1. Woodson was born December 19, 1875 in New Canton, Virginia.
2. He excelled in academics early on, finishing high school in less than two years.
3. Both his bachelor's and master's degrees were earned at the University of Chicago.
4. Only behind W.E.B. Du Bois, he was the second African-American to receive a doctorate from Harvard University.
5. He formed the Association for the Study of Afro-American Life and History as well as the African-American-owned Associated Publishers Press in 1921.
6. Woodson established the Journal of Negro History, a scholarly publication, and the Negro History Bulletin to help teachers with African-American studies.
7. He was principle of D.C.'s Armstrong Manual Training School and dean of Howard University.

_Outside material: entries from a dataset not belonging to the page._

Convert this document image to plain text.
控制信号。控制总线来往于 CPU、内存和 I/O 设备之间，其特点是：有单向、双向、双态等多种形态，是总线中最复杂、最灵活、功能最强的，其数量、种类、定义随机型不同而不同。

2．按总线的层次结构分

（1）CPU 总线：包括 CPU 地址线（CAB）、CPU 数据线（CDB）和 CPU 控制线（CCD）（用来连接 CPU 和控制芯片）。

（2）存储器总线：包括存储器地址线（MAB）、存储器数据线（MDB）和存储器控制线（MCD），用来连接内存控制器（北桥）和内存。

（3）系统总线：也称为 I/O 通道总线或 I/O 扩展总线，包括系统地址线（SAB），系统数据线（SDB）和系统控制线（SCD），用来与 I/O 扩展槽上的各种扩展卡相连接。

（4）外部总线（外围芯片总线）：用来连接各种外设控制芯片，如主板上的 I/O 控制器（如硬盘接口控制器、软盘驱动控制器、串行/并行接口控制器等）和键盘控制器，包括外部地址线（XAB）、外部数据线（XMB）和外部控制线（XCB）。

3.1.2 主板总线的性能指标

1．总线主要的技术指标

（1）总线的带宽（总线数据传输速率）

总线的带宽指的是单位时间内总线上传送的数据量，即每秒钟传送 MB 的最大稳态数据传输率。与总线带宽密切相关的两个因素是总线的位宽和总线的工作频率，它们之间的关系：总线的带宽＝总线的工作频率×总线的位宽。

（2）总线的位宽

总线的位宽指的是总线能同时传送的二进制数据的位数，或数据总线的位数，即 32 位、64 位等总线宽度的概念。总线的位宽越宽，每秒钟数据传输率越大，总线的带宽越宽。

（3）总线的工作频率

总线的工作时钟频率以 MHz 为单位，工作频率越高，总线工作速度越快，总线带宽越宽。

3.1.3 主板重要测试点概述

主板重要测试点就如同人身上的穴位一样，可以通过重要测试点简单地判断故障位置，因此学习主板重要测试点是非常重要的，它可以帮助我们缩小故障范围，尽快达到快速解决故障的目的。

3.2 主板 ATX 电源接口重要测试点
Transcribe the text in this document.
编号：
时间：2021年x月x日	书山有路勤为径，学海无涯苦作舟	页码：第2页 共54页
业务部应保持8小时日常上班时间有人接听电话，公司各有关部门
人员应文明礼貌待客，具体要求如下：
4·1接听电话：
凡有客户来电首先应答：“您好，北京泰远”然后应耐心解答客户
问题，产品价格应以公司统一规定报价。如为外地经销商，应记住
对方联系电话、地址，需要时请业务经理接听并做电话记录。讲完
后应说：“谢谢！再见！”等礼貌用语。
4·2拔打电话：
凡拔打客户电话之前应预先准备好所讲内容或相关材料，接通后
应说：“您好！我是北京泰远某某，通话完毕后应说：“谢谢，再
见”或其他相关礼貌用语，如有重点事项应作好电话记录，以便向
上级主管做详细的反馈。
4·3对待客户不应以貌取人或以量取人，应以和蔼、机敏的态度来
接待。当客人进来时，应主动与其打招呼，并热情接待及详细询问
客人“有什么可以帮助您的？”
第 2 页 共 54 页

8. He wrote dozens of historical works, most notably The Mis-Education of the Negro (1933).
9. Woodson dedicated his career to African-American history and lobbied extensively to make Black History Month a nationally recognized institution. It started off as a program called Negro History Week in February 1926.
10. He died April 3, 1950, at the age of 75, leaving behind a legacy that we still honor today.
Woodson's ultimate goal was not to create Black History Month, but to see its necessity eliminated. The day that black history is recognized as an integral part of American history, Black History Month will no longer be necessary.
Although we've come a long way in the past few decades, his vision has yet to be realized. We continue to fight!